I was raised by my mom and didn’t really know my dad. I didn’t have the best childhood and developed a distrust towards adults very earl in life. My mom had an on-and-off relationship with a guy named Chris. My siblings and I were used and abused by this guy when my mom wasn’t around. My mom treated me like an inconvenience; therefore, I didn’t think she would believe me if I told her. For years I endured this abuse. Life was depressing, I didn’t feel loved, and all around me was death. At one point, it seemed like everyone I knew was dying.

Going into high school I was very confused about my sexuality. I was struggling to figure out who I was. When I was in 11th grade, I had started to undergo hormone replacement therapy. This was the first time I felt like I was doing something for me and only me. Even then, I wasn’t completely happy. I tried to commit suicide when I was in 11th grade. I left school, packed my bags and left home for a new start, and I changed my name to “Star.” I shared an apartment with another transgender person who I observed and tried to learn from.

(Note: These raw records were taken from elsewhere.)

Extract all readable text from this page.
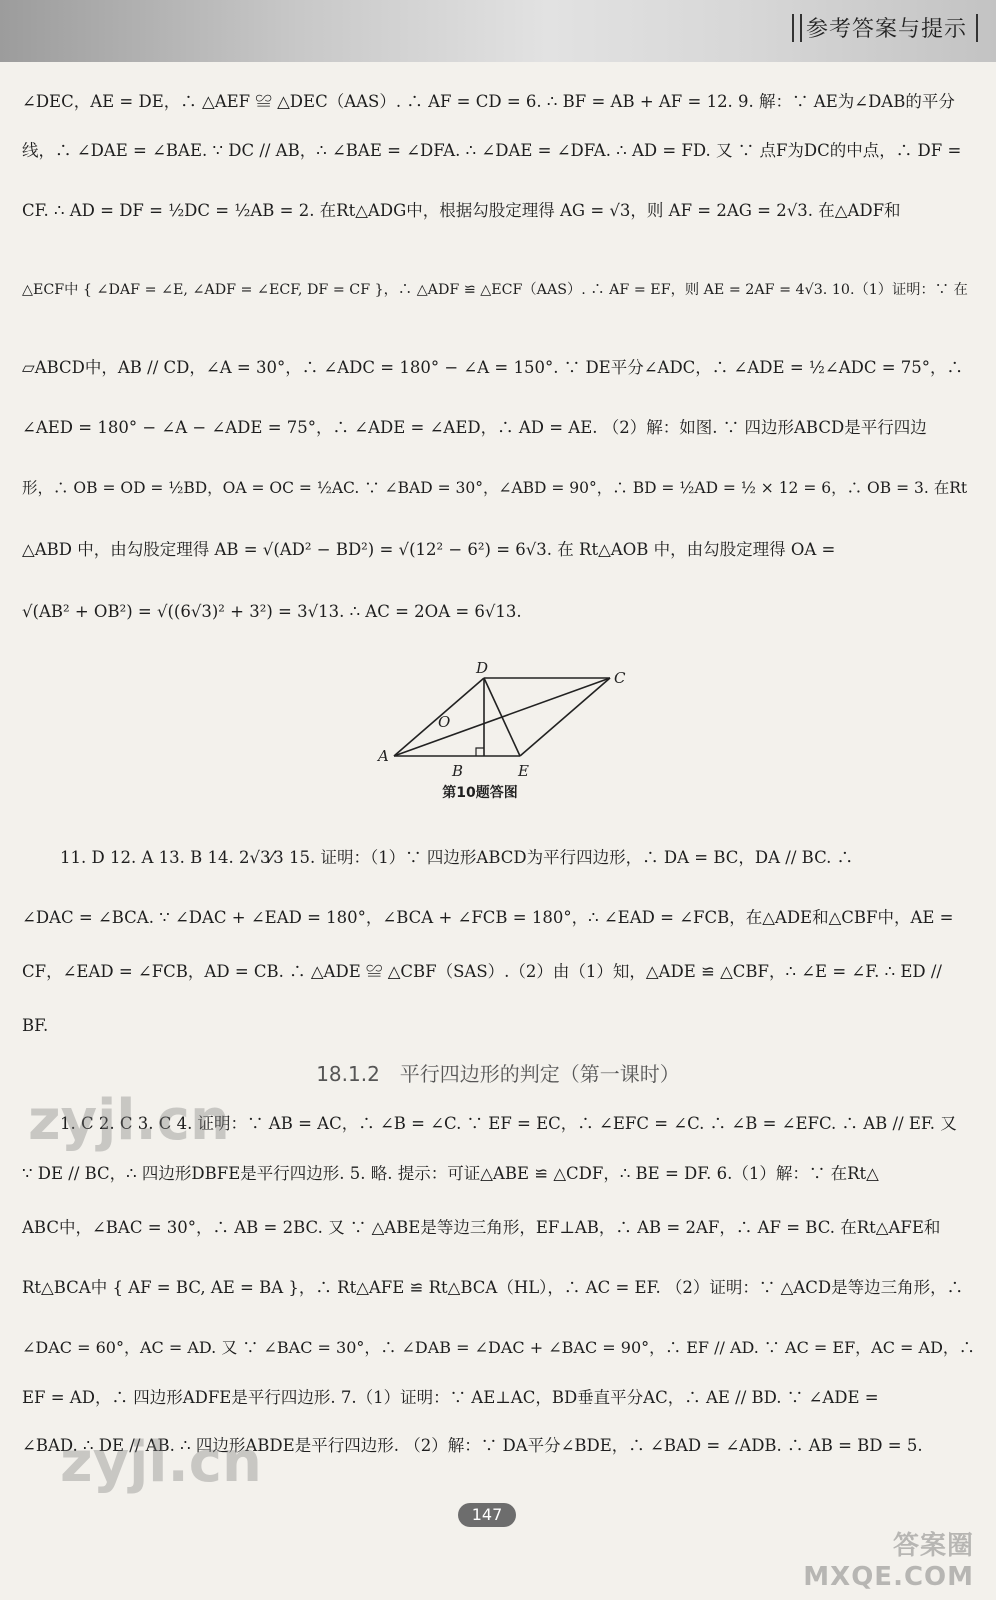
参考答案与提示
∠DEC，AE = DE，∴ △AEF ≌ △DEC（AAS）. ∴ AF = CD = 6. ∴ BF = AB + AF = 12. 9. 解：∵ AE为∠DAB的平分
线，∴ ∠DAE = ∠BAE. ∵ DC // AB，∴ ∠BAE = ∠DFA. ∴ ∠DAE = ∠DFA. ∴ AD = FD. 又 ∵ 点F为DC的中点，∴ DF =
CF. ∴ AD = DF = ½DC = ½AB = 2. 在Rt△ADG中，根据勾股定理得 AG = √3，则 AF = 2AG = 2√3. 在△ADF和
△ECF中 { ∠DAF = ∠E, ∠ADF = ∠ECF, DF = CF }，∴ △ADF ≌ △ECF（AAS）. ∴ AF = EF，则 AE = 2AF = 4√3. 10.（1）证明：∵ 在
▱ABCD中，AB // CD，∠A = 30°，∴ ∠ADC = 180° − ∠A = 150°. ∵ DE平分∠ADC，∴ ∠ADE = ½∠ADC = 75°，∴
∠AED = 180° − ∠A − ∠ADE = 75°，∴ ∠ADE = ∠AED，∴ AD = AE. （2）解：如图. ∵ 四边形ABCD是平行四边
形，∴ OB = OD = ½BD，OA = OC = ½AC. ∵ ∠BAD = 30°，∠ABD = 90°，∴ BD = ½AD = ½ × 12 = 6，∴ OB = 3. 在Rt
△ABD 中，由勾股定理得 AB = √(AD² − BD²) = √(12² − 6²) = 6√3. 在 Rt△AOB 中，由勾股定理得 OA =
√(AB² + OB²) = √((6√3)² + 3²) = 3√13. ∴ AC = 2OA = 6√13.
A
B
C
D
E
O
第10题答图
11. D 12. A 13. B 14. 2√3⁄3 15. 证明：（1）∵ 四边形ABCD为平行四边形，∴ DA = BC，DA // BC. ∴
∠DAC = ∠BCA. ∵ ∠DAC + ∠EAD = 180°，∠BCA + ∠FCB = 180°，∴ ∠EAD = ∠FCB，在△ADE和△CBF中，AE =
CF，∠EAD = ∠FCB，AD = CB. ∴ △ADE ≌ △CBF（SAS）.（2）由（1）知，△ADE ≌ △CBF，∴ ∠E = ∠F. ∴ ED //
BF.
18.1.2　平行四边形的判定（第一课时）
1. C 2. C 3. C 4. 证明：∵ AB = AC，∴ ∠B = ∠C. ∵ EF = EC，∴ ∠EFC = ∠C. ∴ ∠B = ∠EFC. ∴ AB // EF. 又
∵ DE // BC，∴ 四边形DBFE是平行四边形. 5. 略. 提示：可证△ABE ≌ △CDF，∴ BE = DF. 6.（1）解：∵ 在Rt△
ABC中，∠BAC = 30°，∴ AB = 2BC. 又 ∵ △ABE是等边三角形，EF⊥AB，∴ AB = 2AF，∴ AF = BC. 在Rt△AFE和
Rt△BCA中 { AF = BC, AE = BA }，∴ Rt△AFE ≌ Rt△BCA（HL），∴ AC = EF. （2）证明：∵ △ACD是等边三角形，∴
∠DAC = 60°，AC = AD. 又 ∵ ∠BAC = 30°，∴ ∠DAB = ∠DAC + ∠BAC = 90°，∴ EF // AD. ∵ AC = EF，AC = AD，∴
EF = AD，∴ 四边形ADFE是平行四边形. 7.（1）证明：∵ AE⊥AC，BD垂直平分AC，∴ AE // BD. ∵ ∠ADE =
∠BAD. ∴ DE // AB. ∴ 四边形ABDE是平行四边形. （2）解：∵ DA平分∠BDE，∴ ∠BAD = ∠ADB. ∴ AB = BD = 5.
zyjl.cn
zyjl.cn
答案圈
MXQE.COM
147
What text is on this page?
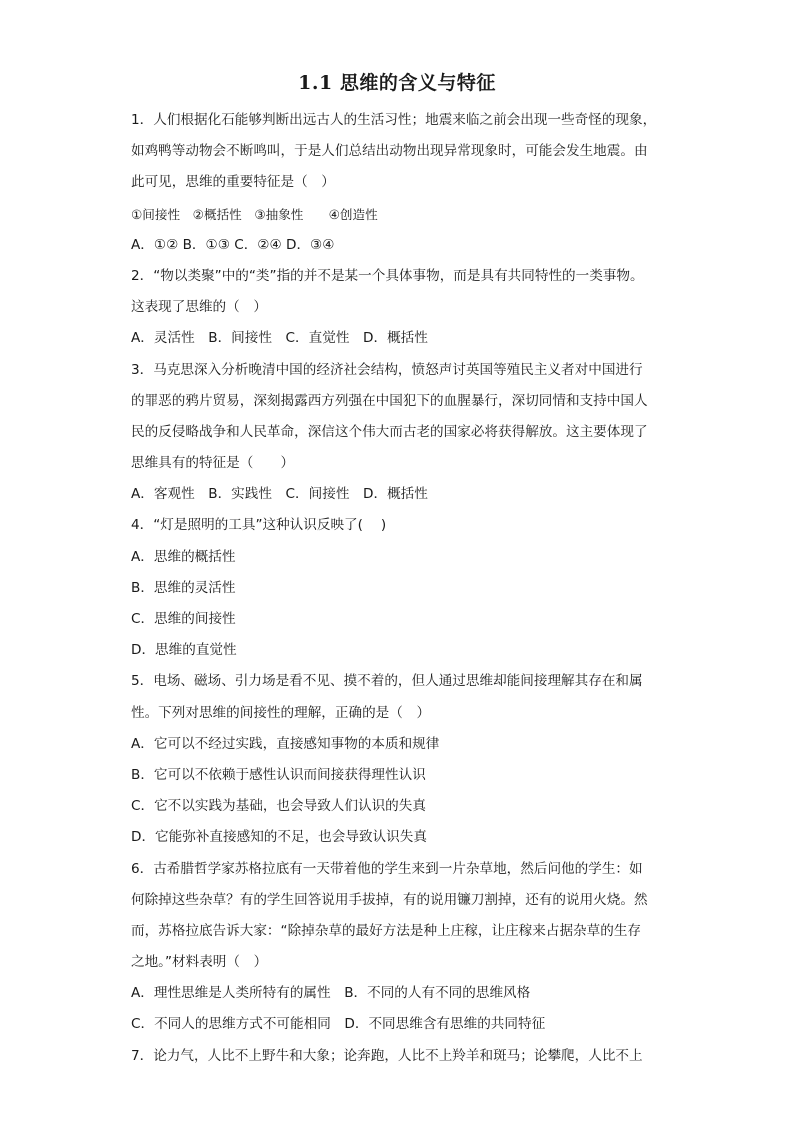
1.1 思维的含义与特征
1．人们根据化石能够判断出远古人的生活习性；地震来临之前会出现一些奇怪的现象，
如鸡鸭等动物会不断鸣叫，于是人们总结出动物出现异常现象时，可能会发生地震。由
此可见，思维的重要特征是（　）
①间接性　②概括性　③抽象性　　④创造性
A．①② B．①③ C．②④ D．③④
2．“物以类聚”中的“类”指的并不是某一个具体事物，而是具有共同特性的一类事物。
这表现了思维的（　）
A．灵活性　B．间接性　C．直觉性　D．概括性
3．马克思深入分析晚清中国的经济社会结构，愤怒声讨英国等殖民主义者对中国进行
的罪恶的鸦片贸易，深刻揭露西方列强在中国犯下的血腥暴行，深切同情和支持中国人
民的反侵略战争和人民革命，深信这个伟大而古老的国家必将获得解放。这主要体现了
思维具有的特征是（　　）
A．客观性　B．实践性　C．间接性　D．概括性
4．“灯是照明的工具”这种认识反映了(　 )
A．思维的概括性
B．思维的灵活性
C．思维的间接性
D．思维的直觉性
5．电场、磁场、引力场是看不见、摸不着的，但人通过思维却能间接理解其存在和属
性。下列对思维的间接性的理解，正确的是（　）
A．它可以不经过实践，直接感知事物的本质和规律
B．它可以不依赖于感性认识而间接获得理性认识
C．它不以实践为基础，也会导致人们认识的失真
D．它能弥补直接感知的不足，也会导致认识失真
6．古希腊哲学家苏格拉底有一天带着他的学生来到一片杂草地，然后问他的学生：如
何除掉这些杂草？有的学生回答说用手拔掉，有的说用镰刀割掉，还有的说用火烧。然
而，苏格拉底告诉大家：“除掉杂草的最好方法是种上庄稼，让庄稼来占据杂草的生存
之地。”材料表明（　）
A．理性思维是人类所特有的属性　B．不同的人有不同的思维风格
C．不同人的思维方式不可能相同　D．不同思维含有思维的共同特征
7．论力气，人比不上野牛和大象；论奔跑，人比不上羚羊和斑马；论攀爬，人比不上
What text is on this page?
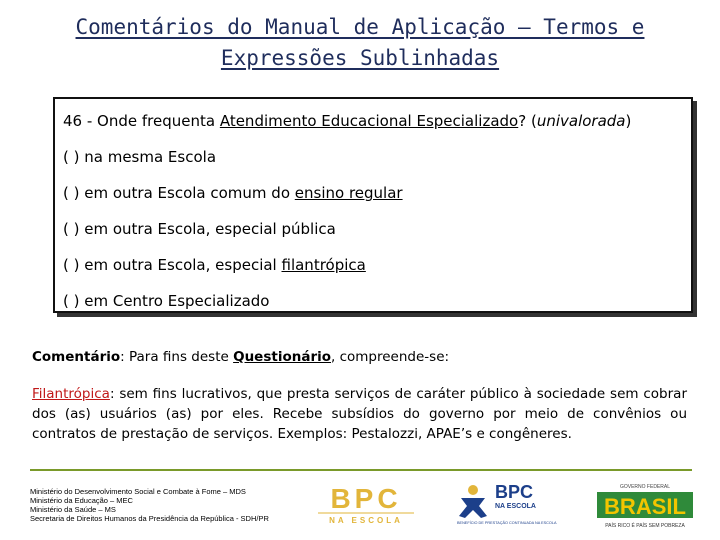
Comentários do Manual de Aplicação – Termos e
Expressões Sublinhadas
46 - Onde frequenta Atendimento Educacional Especializado? (univalorada)
( ) na mesma Escola
( ) em outra Escola comum do ensino regular
( ) em outra Escola, especial pública
( ) em outra Escola, especial filantrópica
( ) em Centro Especializado
Comentário: Para fins deste Questionário, compreende-se:
Filantrópica: sem fins lucrativos, que presta serviços de caráter público à sociedade sem cobrar dos (as) usuários (as) por eles. Recebe subsídios do governo por meio de convênios ou contratos de prestação de serviços. Exemplos: Pestalozzi, APAE’s e congêneres.
Ministério do Desenvolvimento Social e Combate à Fome – MDS
Ministério da Educação – MEC
Ministério da Saúde – MS
Secretaria de Direitos Humanos da Presidência da República - SDH/PR
BPC
NA ESCOLA
BPC
NA ESCOLA
BENEFÍCIO DE PRESTAÇÃO CONTINUADA NA ESCOLA
GOVERNO FEDERAL
BRASIL
PAÍS RICO É PAÍS SEM POBREZA
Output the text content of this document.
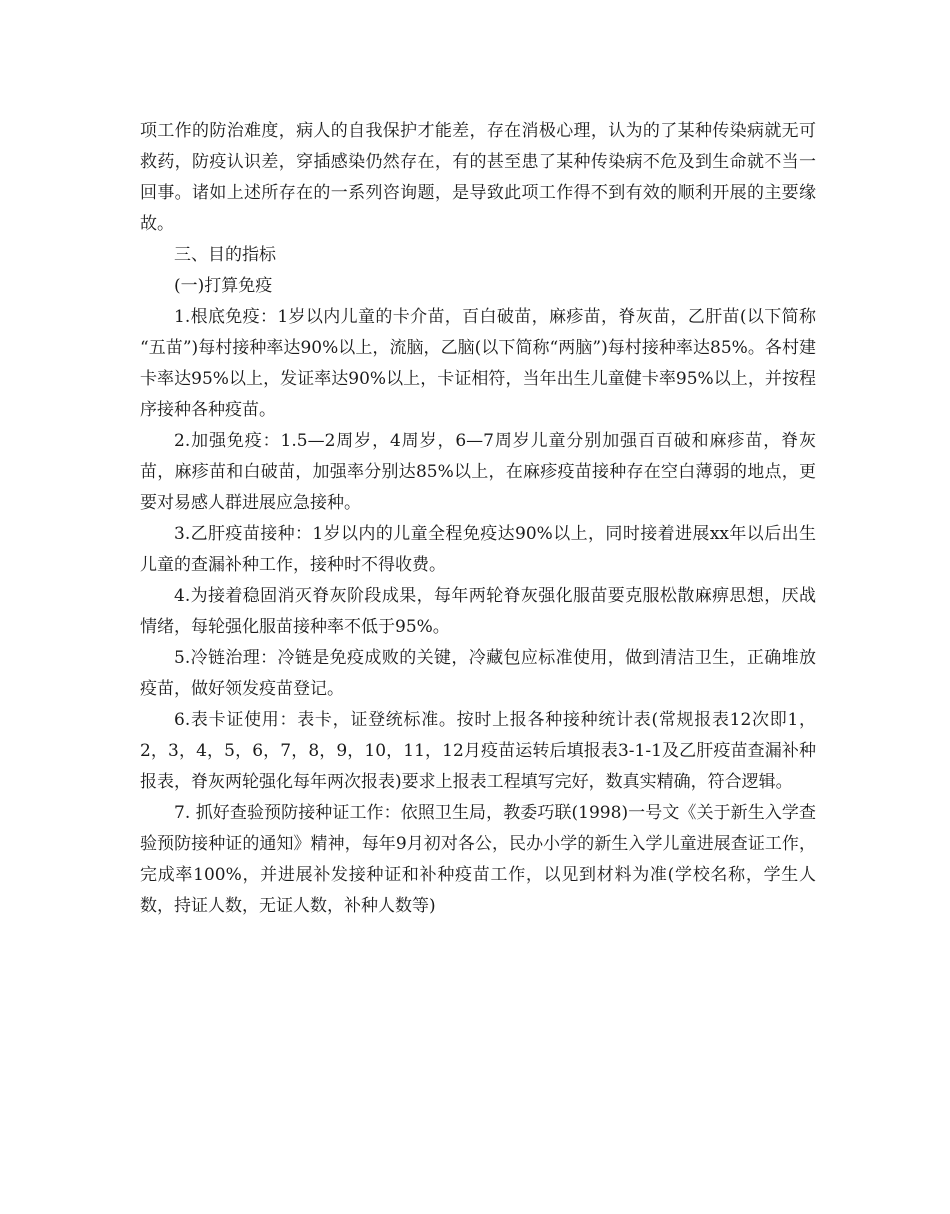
项工作的防治难度，病人的自我保护才能差，存在消极心理，认为的了某种传染病就无可救药，防疫认识差，穿插感染仍然存在，有的甚至患了某种传染病不危及到生命就不当一回事。诸如上述所存在的一系列咨询题，是导致此项工作得不到有效的顺利开展的主要缘故。

三、目的指标

(一)打算免疫

1.根底免疫：1岁以内儿童的卡介苗，百白破苗，麻疹苗，脊灰苗，乙肝苗(以下简称 “五苗”)每村接种率达90%以上，流脑，乙脑(以下简称“两脑”)每村接种率达85%。各村建卡率达95%以上，发证率达90%以上，卡证相符，当年出生儿童健卡率95%以上，并按程序接种各种疫苗。

2.加强免疫：1.5—2周岁，4周岁，6—7周岁儿童分别加强百百破和麻疹苗，脊灰苗，麻疹苗和白破苗，加强率分别达85%以上，在麻疹疫苗接种存在空白薄弱的地点，更要对易感人群进展应急接种。

3.乙肝疫苗接种：1岁以内的儿童全程免疫达90%以上，同时接着进展xx年以后出生儿童的查漏补种工作，接种时不得收费。

4.为接着稳固消灭脊灰阶段成果，每年两轮脊灰强化服苗要克服松散麻痹思想，厌战情绪，每轮强化服苗接种率不低于95%。

5.冷链治理：冷链是免疫成败的关键，冷藏包应标准使用，做到清洁卫生，正确堆放疫苗，做好领发疫苗登记。

6.表卡证使用：表卡，证登统标准。按时上报各种接种统计表(常规报表12次即1，2，3，4，5，6，7，8，9，10，11，12月疫苗运转后填报表3-1-1及乙肝疫苗查漏补种报表，脊灰两轮强化每年两次报表)要求上报表工程填写完好，数真实精确，符合逻辑。

7. 抓好查验预防接种证工作：依照卫生局，教委巧联(1998)一号文《关于新生入学查验预防接种证的通知》精神，每年9月初对各公，民办小学的新生入学儿童进展查证工作，完成率100%，并进展补发接种证和补种疫苗工作，以见到材料为准(学校名称，学生人数，持证人数，无证人数，补种人数等)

My life was messed up. I self-medicated to feel and show love while filming. To me that was the only way I could portray that emotion.

I was never around Christian values, but I knew that my grandmother prayed and went to church. Personally I didn’t know anything about God. I remember saying prayer sometimes, but I didn’t know where or to whom those prayers were going.

The day I truly called on God, I was sitting under a bridge depressed and hurting; I just wanted my life to end at that moment, didn’t care how it ended, just as long as it ended. I sat by myself with one bar on my cell phone, I had no drinking water, no clothes but the ones I left home wearing, no food and I just felt sick. I started crying uncontrollably and hitting myself; all the while asking God to help me.  I cried myself to sleep under that bridge. I woke up the next morning with a mission to find nearest church that was open. I ended up at First Baptist Church and met a little frill lady who sat down with me and listen as I cried and talked. She showed me a folder with names of agencies that offered Christian based programs.

On a cold December morning of 2017, I walked into the front door of the Durham Rescue Mission and turned over my own self will; and in a small office off from the chapel, I surrendered my body, my mind, and all that I was in repentance to God. Because of God, I learned how to be a caring human being, an attentive student, a better son, brother, and uncle. I learned to walk different, talk different, to be a gentleman, a loyal Christian, more alert and on point, and how to manage my money.

Sometimes I look at my life as a puzzle with a thousand pieces that seem to take forever to put together. I don’t like to be that, but it is. My grandmother once told me that, “water doesn’t do nothing but rust iron and keep scales on fish.” the older I got, the more sense it made to me. She was telling me to grow up, and I could do anything or be somebody through Christ Jesus.